As for the intelligent routing, could you explain the problem? The goal isn't to predict which request will take a long time, the goal is to not give more work to dynos that already have work. Remember that in the "intelligent" model it's okay to have requests spend a little time in the global queue, a few ms mean across all requests, even when there are free dynos.

Isn't it as simple as just having the dynos pull jobs from the queue? The dynos waste a little time idle-spinning until the central queue hands them their next job, but that tax would be pretty small, right? Factor of two, tops? (Supposing that the time for the dyno-initiated give-me-work request is equal to the mean handling time of a request.) And if your central queue can only handle distributing to say 100 dynos, I can think of relatively simple workarounds that add another 10ms of lag every factor-of-100 growth, which would be a hell of a lot better than this naive routing.

What am I missing?

1 comments

I think the problem is that any servers which can handle concurrent requests now need to decide how many requests they can handle. Since most application servers seem to have concurrency values of "1, ever" or "I dunno, lots" this is a hard problem.

Your solution would likely work if you had some higher level (application level? not real up on Heroku) at which you could specify a push vs. pull mechanism for request routing.

Yeah, I dunno squit about Heroku either.

Given that, according to TFA (and it's consistent with some other things I've read) Heroku's bread and butter is Rails apps, and given that, according to TFA, Rails is single-threaded, that (valid) point about concurrency in a single dyno is perhaps not that relevant?
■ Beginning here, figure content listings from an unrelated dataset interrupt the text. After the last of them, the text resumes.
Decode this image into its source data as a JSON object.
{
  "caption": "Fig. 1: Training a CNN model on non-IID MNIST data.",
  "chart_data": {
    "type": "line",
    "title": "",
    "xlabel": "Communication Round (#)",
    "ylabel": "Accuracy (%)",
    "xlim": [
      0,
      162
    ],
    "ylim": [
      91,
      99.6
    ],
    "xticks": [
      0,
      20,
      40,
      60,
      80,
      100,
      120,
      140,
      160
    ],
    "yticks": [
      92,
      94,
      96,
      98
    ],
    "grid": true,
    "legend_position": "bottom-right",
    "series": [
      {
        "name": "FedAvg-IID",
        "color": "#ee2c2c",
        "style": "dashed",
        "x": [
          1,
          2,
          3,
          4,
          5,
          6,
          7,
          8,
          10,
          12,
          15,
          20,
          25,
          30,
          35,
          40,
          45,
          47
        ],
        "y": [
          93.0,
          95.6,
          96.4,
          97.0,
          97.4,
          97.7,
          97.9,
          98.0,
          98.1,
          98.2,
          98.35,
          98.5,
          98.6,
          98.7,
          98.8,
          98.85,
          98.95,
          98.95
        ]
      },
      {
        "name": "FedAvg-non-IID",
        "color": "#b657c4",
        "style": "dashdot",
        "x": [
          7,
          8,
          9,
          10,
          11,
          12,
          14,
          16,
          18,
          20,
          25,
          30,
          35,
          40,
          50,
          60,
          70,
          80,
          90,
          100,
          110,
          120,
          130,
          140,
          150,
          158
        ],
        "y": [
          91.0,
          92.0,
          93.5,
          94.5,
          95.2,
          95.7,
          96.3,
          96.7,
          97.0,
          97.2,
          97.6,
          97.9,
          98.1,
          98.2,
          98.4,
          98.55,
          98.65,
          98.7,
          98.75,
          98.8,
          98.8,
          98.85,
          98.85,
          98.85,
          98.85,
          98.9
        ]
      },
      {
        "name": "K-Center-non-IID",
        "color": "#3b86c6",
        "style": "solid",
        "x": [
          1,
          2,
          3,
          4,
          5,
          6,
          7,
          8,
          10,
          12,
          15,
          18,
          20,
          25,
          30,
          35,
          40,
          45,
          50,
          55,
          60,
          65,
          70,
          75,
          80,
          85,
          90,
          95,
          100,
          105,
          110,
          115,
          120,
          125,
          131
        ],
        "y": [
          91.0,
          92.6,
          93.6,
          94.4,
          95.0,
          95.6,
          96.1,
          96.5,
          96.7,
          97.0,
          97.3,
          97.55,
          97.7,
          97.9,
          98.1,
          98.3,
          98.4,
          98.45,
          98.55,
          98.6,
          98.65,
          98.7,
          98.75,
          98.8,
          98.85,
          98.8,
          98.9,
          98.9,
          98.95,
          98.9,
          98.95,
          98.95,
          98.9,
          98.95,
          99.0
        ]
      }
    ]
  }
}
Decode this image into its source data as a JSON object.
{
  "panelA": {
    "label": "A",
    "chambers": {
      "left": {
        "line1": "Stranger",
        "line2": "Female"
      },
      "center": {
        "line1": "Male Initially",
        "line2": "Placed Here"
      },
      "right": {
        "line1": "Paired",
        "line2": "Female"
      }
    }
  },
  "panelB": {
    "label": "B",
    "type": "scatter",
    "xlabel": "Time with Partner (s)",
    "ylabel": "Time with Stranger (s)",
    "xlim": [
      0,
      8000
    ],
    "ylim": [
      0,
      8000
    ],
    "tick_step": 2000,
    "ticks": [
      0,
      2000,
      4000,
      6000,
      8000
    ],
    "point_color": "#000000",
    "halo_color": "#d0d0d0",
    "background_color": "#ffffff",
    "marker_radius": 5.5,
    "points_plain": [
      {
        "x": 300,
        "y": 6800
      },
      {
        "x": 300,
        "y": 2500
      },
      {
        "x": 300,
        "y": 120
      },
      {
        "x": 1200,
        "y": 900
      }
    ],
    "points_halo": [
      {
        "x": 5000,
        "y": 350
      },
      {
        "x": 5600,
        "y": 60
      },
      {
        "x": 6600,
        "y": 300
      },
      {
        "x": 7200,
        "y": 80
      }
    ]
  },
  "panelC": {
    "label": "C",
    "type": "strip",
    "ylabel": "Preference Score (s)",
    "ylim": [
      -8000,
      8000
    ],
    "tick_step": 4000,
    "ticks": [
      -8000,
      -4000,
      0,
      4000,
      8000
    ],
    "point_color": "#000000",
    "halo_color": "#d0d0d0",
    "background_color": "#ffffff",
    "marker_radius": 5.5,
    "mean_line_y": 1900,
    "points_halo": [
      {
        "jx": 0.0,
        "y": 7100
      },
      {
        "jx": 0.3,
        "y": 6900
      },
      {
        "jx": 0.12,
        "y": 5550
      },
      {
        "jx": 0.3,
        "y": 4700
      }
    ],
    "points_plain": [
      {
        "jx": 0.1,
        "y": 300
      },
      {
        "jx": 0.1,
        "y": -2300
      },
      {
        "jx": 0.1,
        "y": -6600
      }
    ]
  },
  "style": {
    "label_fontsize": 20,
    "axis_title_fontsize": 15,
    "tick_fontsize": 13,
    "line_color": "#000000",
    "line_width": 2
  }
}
You'd think that Heroku would continue to support the routing model that almost all of their marketing and documentation advertises, right? Even if it's a configurable option, and it only works usefully with single-threaded servers?

And if you did do it pull-based, it wouldn't be Heroku's problem to decide how many concurrent requests to send. Leave it to the application (or whatever you call the thing you run on a dyno).

And it doesn't need to be pull-based, if the router can detect HTTP connections closing in dynos, or whatever.

But the idea of pull-based work distribution is pretty straightforward. It's called a message queue.